Podiatric Medical Care
If experiencing pain or other symptoms of inflammation, which include redness, swelling, or heat, you should limit normal daily activities and contact a doctor of podiatry.
The podiatric physician will examine the painful or inflamed area and may perform diagnostic X-rays to rule out problems of the bone.
Early treatment of heel spurs might involve oral or injectable anti-inflammatory medication, exercise and shoe recommendations, taping or strapping, or use of shoe inserts or other orthotic devices. Taping or strapping of the foot provides extra support, placing stressed tendons and muscles in a physiologically restful state. Physical therapy may be used in addition to such treatments.

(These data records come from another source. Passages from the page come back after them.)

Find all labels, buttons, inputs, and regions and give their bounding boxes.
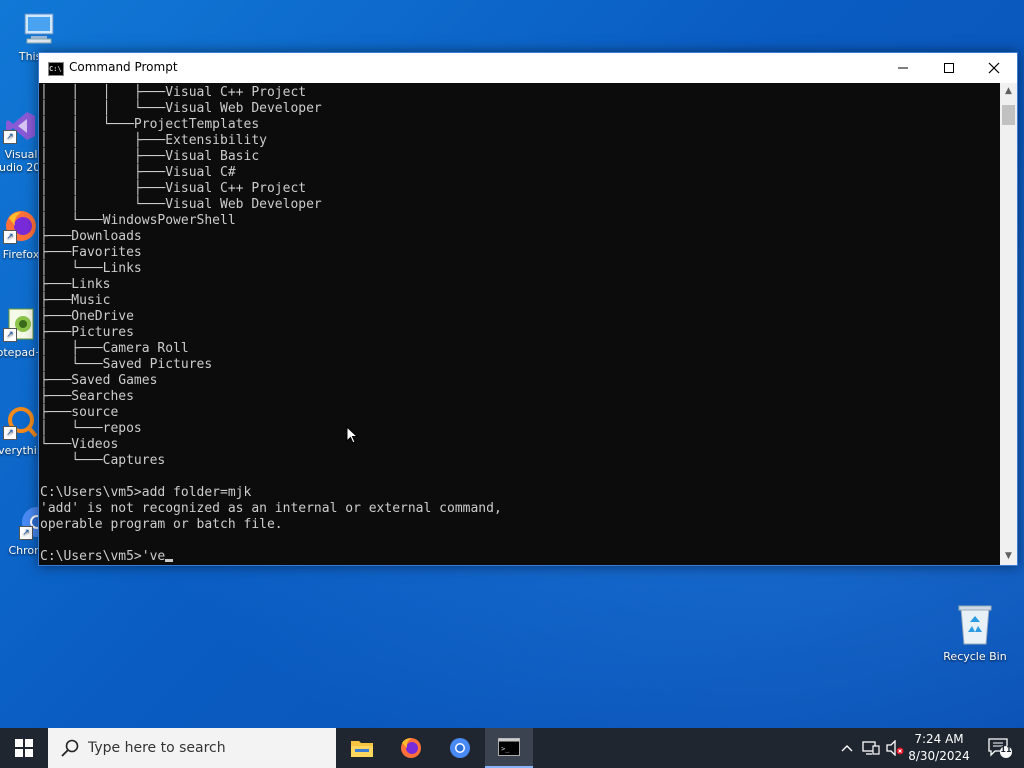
visual-studio-icon: ↗ [3, 108, 39, 144]
clock-time: 7:24 AM [914, 732, 964, 746]
chromium-icon [450, 738, 470, 758]
minimize-icon [898, 67, 908, 69]
console-text: │ │ │ ├───Visual C++ Project │ │ │ └───Vi… [39, 83, 999, 549]
console-line: │ └───Saved Pictures [40, 357, 213, 372]
everything-search-icon: ↗ [3, 404, 39, 440]
console-line: │ └───WindowsPowerShell [40, 213, 236, 228]
taskbar-search-box[interactable]: Type here to search [48, 728, 336, 768]
console-line: │ │ └───ProjectTemplates [40, 117, 260, 132]
console-line: │ │ ├───Visual Basic [40, 149, 260, 164]
desktop-icon-recycle-bin[interactable]: Recycle Bin [940, 602, 1010, 663]
console-line: 'add' is not recognized as an internal o… [40, 501, 502, 516]
console-line: │ │ │ ├───Visual C++ Project [40, 85, 307, 100]
taskbar: Type here to search >_ 7:24 AM 8/30/2024… [0, 728, 1024, 768]
maximize-button[interactable] [926, 53, 972, 83]
console-line: ├───Links [40, 277, 111, 292]
shortcut-arrow-icon: ↗ [3, 426, 17, 440]
command-prompt-icon: >_ [498, 738, 520, 756]
network-icon [862, 741, 880, 755]
computer-icon [21, 10, 57, 46]
shortcut-arrow-icon: ↗ [3, 328, 17, 342]
svg-text:>_: >_ [501, 745, 510, 753]
console-current-input[interactable]: 've [142, 549, 165, 564]
shortcut-arrow-icon: ↗ [3, 130, 17, 144]
search-placeholder: Type here to search [88, 740, 226, 756]
console-line: │ │ ├───Visual C# [40, 165, 236, 180]
show-hidden-icons-button[interactable] [838, 728, 856, 768]
console-line: │ │ ├───Extensibility [40, 133, 267, 148]
firefox-icon: ↗ [3, 208, 39, 244]
windows-logo-icon [15, 739, 33, 757]
text-cursor [165, 559, 174, 562]
console-line: ├───source [40, 405, 119, 420]
command-prompt-window[interactable]: C:\ Command Prompt │ │ │ ├───Visual C++ … [38, 52, 1018, 566]
console-line: │ ├───Camera Roll [40, 341, 189, 356]
console-line: └───Videos [40, 437, 119, 452]
maximize-icon [944, 63, 954, 73]
chevron-up-icon [841, 745, 853, 752]
scroll-up-arrow-icon[interactable]: ▲ [1000, 83, 1017, 100]
console-line: │ └───Links [40, 261, 142, 276]
console-line: ├───Downloads [40, 229, 142, 244]
scrollbar-thumb[interactable] [1002, 105, 1015, 125]
folder-icon [351, 741, 373, 757]
console-line: ├───Searches [40, 389, 134, 404]
console-line: ├───Pictures [40, 325, 134, 340]
console-line: │ │ └───Visual Web Developer [40, 197, 322, 212]
console-line: │ └───repos [40, 421, 142, 436]
close-button[interactable] [971, 53, 1017, 83]
console-line: ├───Favorites [40, 245, 142, 260]
console-prompt: C:\Users\vm5> [40, 549, 142, 564]
notepad-plus-plus-icon: ↗ [3, 306, 39, 342]
taskbar-clock[interactable]: 7:24 AM 8/30/2024 [900, 731, 978, 765]
console-output[interactable]: │ │ │ ├───Visual C++ Project │ │ │ └───Vi… [39, 83, 999, 565]
taskbar-firefox[interactable] [387, 728, 435, 768]
console-line: └───Captures [40, 453, 166, 468]
console-line: ├───OneDrive [40, 309, 134, 324]
taskbar-command-prompt[interactable]: >_ [485, 728, 533, 768]
console-line: operable program or batch file. [40, 517, 283, 532]
clock-date: 8/30/2024 [908, 749, 970, 763]
window-title-bar[interactable]: C:\ Command Prompt [39, 53, 1017, 83]
scroll-down-arrow-icon[interactable]: ▼ [1000, 548, 1017, 565]
vertical-scrollbar[interactable]: ▲ ▼ [1000, 83, 1017, 565]
action-center-button[interactable]: 11 [980, 728, 1020, 768]
mouse-pointer-icon [346, 426, 359, 444]
console-line: │ │ │ └───Visual Web Developer [40, 101, 322, 116]
taskbar-file-explorer[interactable] [338, 728, 386, 768]
console-line: ├───Saved Games [40, 373, 158, 388]
command-prompt-icon: C:\ [48, 62, 64, 76]
recycle-bin-icon [955, 602, 995, 646]
search-icon [61, 739, 79, 757]
minimize-button[interactable] [880, 53, 926, 83]
shortcut-arrow-icon: ↗ [3, 230, 17, 244]
start-button[interactable] [0, 728, 48, 768]
taskbar-chromium[interactable] [436, 728, 484, 768]
desktop-icon-label: Recycle Bin [943, 650, 1007, 663]
network-status[interactable] [860, 728, 882, 768]
console-line: ├───Music [40, 293, 111, 308]
firefox-icon [401, 738, 421, 758]
notification-count-badge: 11 [1000, 745, 1012, 754]
console-line: │ │ ├───Visual C++ Project [40, 181, 307, 196]
console-input-line[interactable]: C:\Users\vm5>'ve [39, 549, 999, 565]
console-line: C:\Users\vm5>add folder=mjk [40, 485, 252, 500]
window-title: Command Prompt [69, 60, 178, 74]
close-icon [988, 62, 1000, 74]
shortcut-arrow-icon: ↗ [19, 526, 33, 540]
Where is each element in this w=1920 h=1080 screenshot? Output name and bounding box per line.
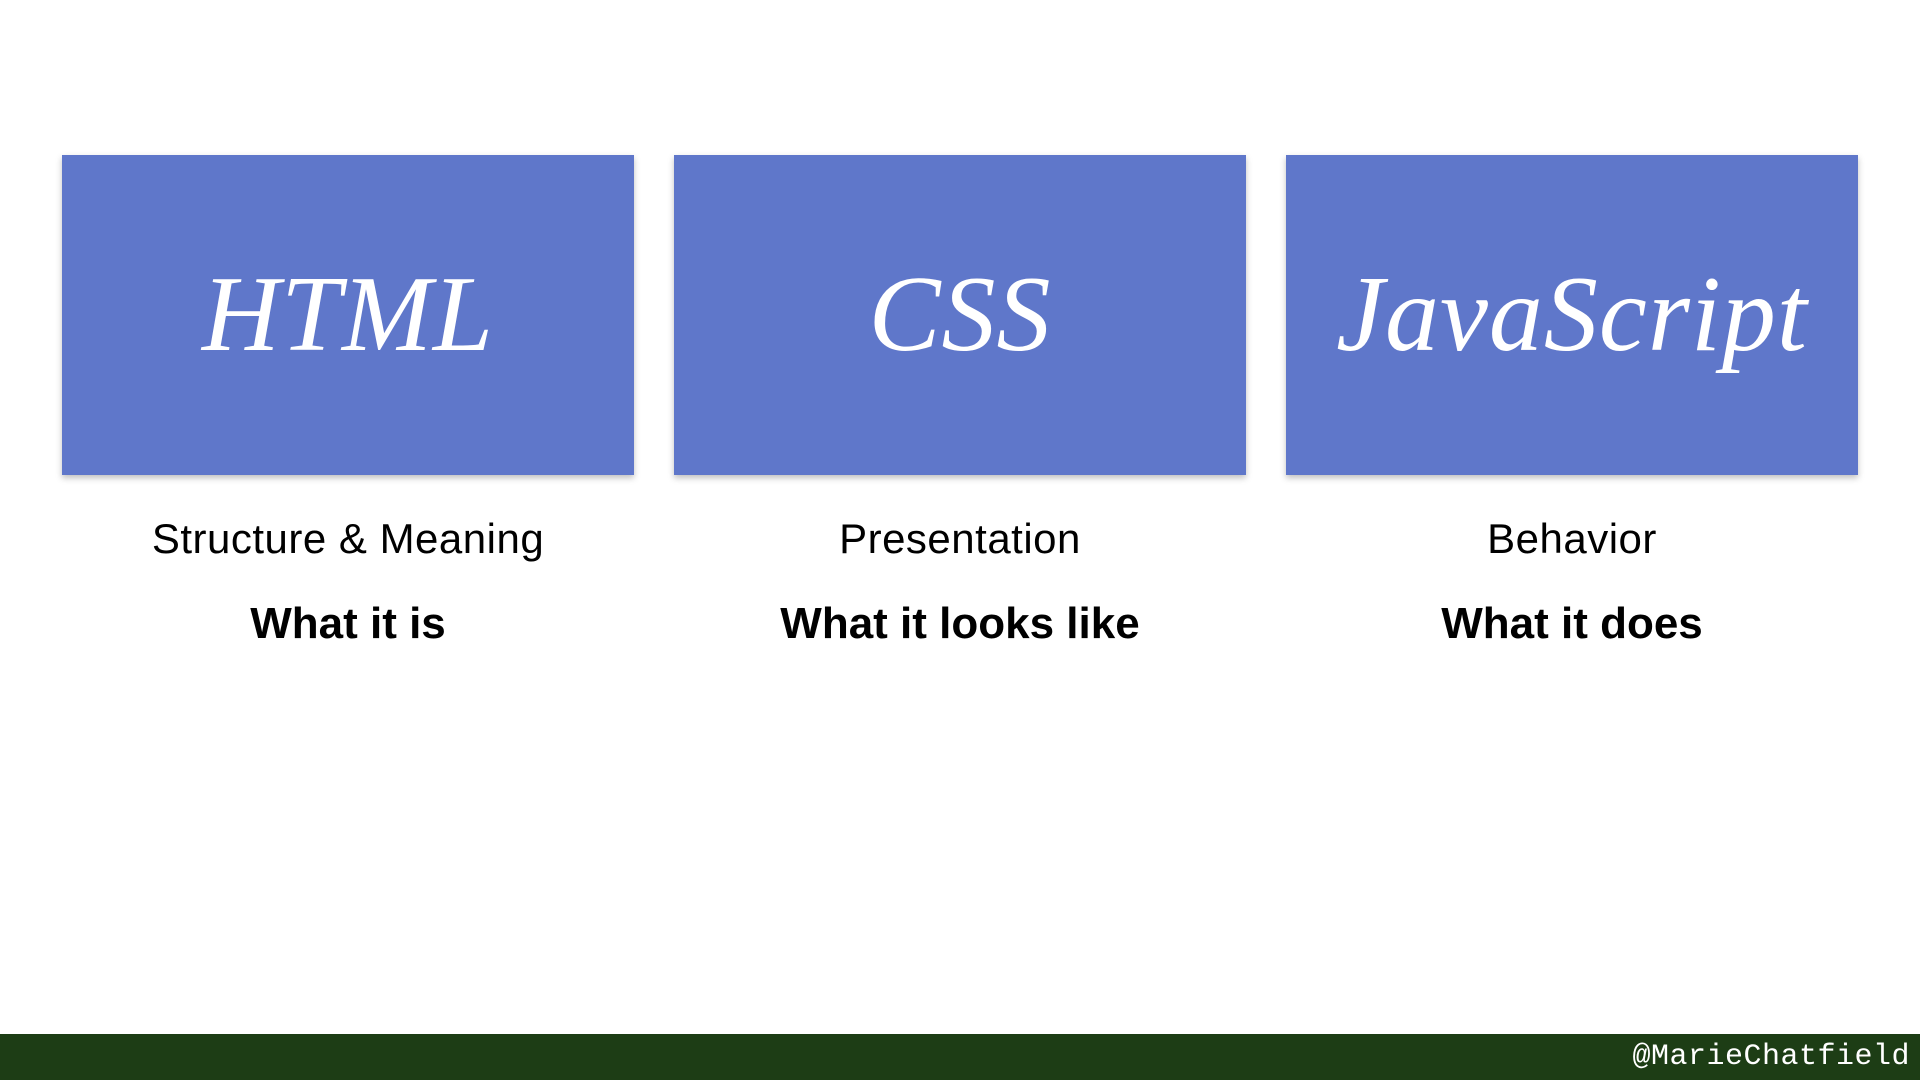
column-javascript: JavaScript Behavior What it does <box>1286 155 1858 649</box>
subtitle-html: Structure & Meaning <box>152 515 544 563</box>
card-html: HTML <box>62 155 634 475</box>
card-title-html: HTML <box>202 253 494 377</box>
footer-handle: @MarieChatfield <box>1632 1040 1910 1074</box>
column-html: HTML Structure & Meaning What it is <box>62 155 634 649</box>
slide-content: HTML Structure & Meaning What it is CSS … <box>0 0 1920 649</box>
card-css: CSS <box>674 155 1246 475</box>
column-css: CSS Presentation What it looks like <box>674 155 1246 649</box>
tagline-css: What it looks like <box>780 599 1139 649</box>
card-javascript: JavaScript <box>1286 155 1858 475</box>
subtitle-javascript: Behavior <box>1487 515 1657 563</box>
card-title-javascript: JavaScript <box>1336 253 1808 377</box>
tagline-html: What it is <box>250 599 446 649</box>
card-title-css: CSS <box>868 253 1051 377</box>
tagline-javascript: What it does <box>1441 599 1703 649</box>
footer-bar: @MarieChatfield <box>0 1034 1920 1080</box>
subtitle-css: Presentation <box>839 515 1081 563</box>
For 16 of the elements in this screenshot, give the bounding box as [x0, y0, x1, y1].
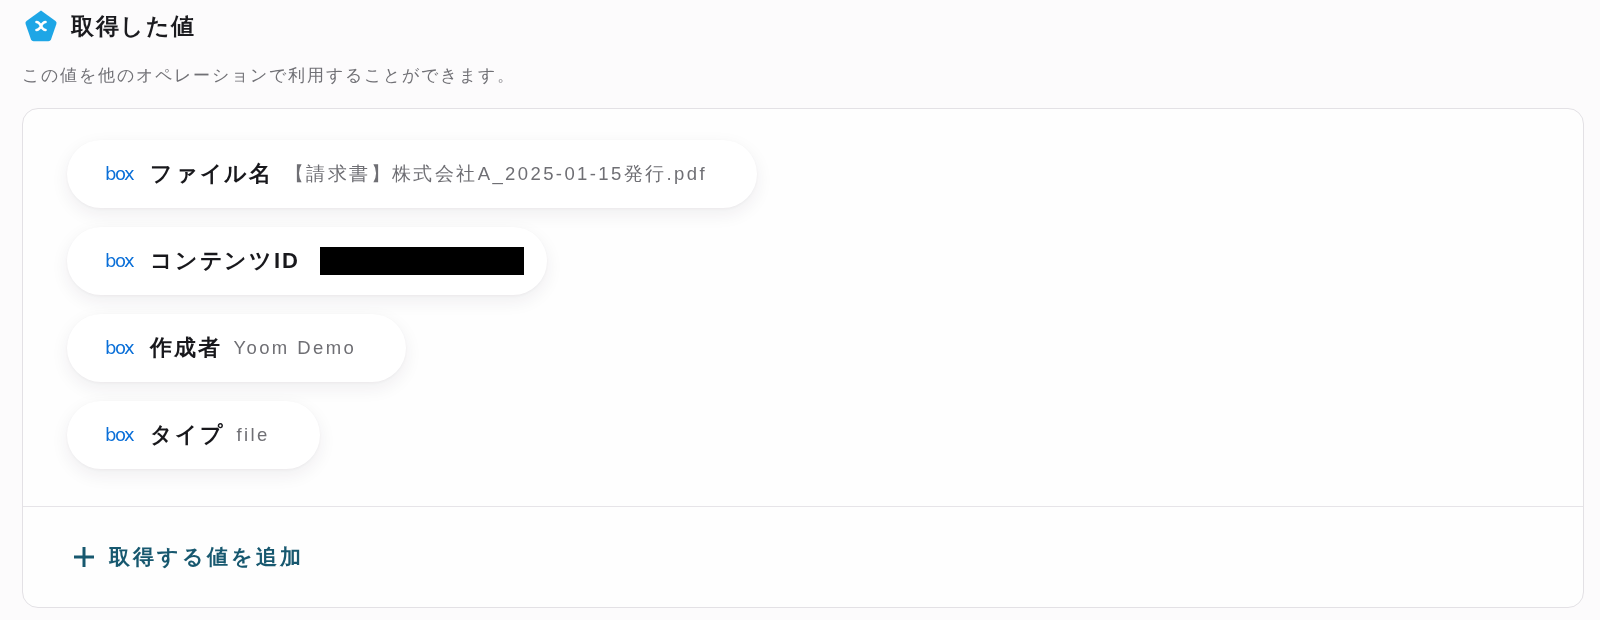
section-title: 取得した値 [71, 11, 196, 41]
field-label: ファイル名 [150, 160, 274, 188]
app-logo: box [105, 164, 134, 184]
section-description: この値を他のオペレーションで利用することができます。 [22, 65, 517, 86]
field-label: 作成者 [150, 334, 222, 362]
field-value: 【請求書】株式会社A_2025-01-15発行.pdf [285, 162, 707, 187]
field-value: Yoom Demo [233, 336, 357, 360]
field-value: file [236, 423, 270, 447]
pentagon-x-icon [24, 8, 58, 43]
app-logo: box [105, 425, 134, 445]
plus-icon [73, 546, 95, 568]
app-logo: box [105, 251, 134, 271]
app-logo: box [105, 338, 134, 358]
field-label: タイプ [150, 421, 225, 449]
field-label: コンテンツID [150, 247, 300, 275]
add-value-button[interactable]: 取得する値を追加 [71, 539, 306, 575]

A functional orthotic device may be prescribed by your foot and ankle specialist for correcting biomechanical imbalance, supporting of the ligaments and tendons attaching to the heel bone, and controlling excessive pronation. These types of devices will effectively treat the majority of heel and arch pain without the need for surgery.
Relatively, only a few cases of heel pain require more complicated treatments or surgery. If surgery is deemed necessary, it may involve the release of the plantar fascia, removal of a bursa, removal of a spur, or removal of a neuroma or other soft-tissue growth.
Heel Pain Tips
- If you are or have experienced painful heels, try wearing your shoes around your house in the evening. Don't wear socks or slippers or go barefoot. You could also try gentle calf stretches for a duration of 20 to 30 seconds on each leg. Calf stretching is best done barefoot, by leaning forward towards a wall with one foot forward and one foot back.
- If your heel pain persists for longer than one month, you should visit a podiatrist for evaluation and treatment. Your feet should not hurt, and professional podiatric care may be required to help relieve your discomfort.
- Begin an exercise program slowly. Don't go too far or too fast.
- If you have not exercised in a long time, consult your podiatric physician before starting a new exercise program.
- Purchase and maintain well-fitting shoes in good condition and replace them regularly.
- Stretch each foot and achilles tendon before and after exercise.
- Do your best to avoid uneven walking surfaces or stepping on rocks as much as possible.
- You should avoid walking barefoot on hard surfaces.
- If it hurts, stop. Don't try to "work through the pain."
- Vary the incline on a treadmill during exercise. Nobody walks uphill all the time.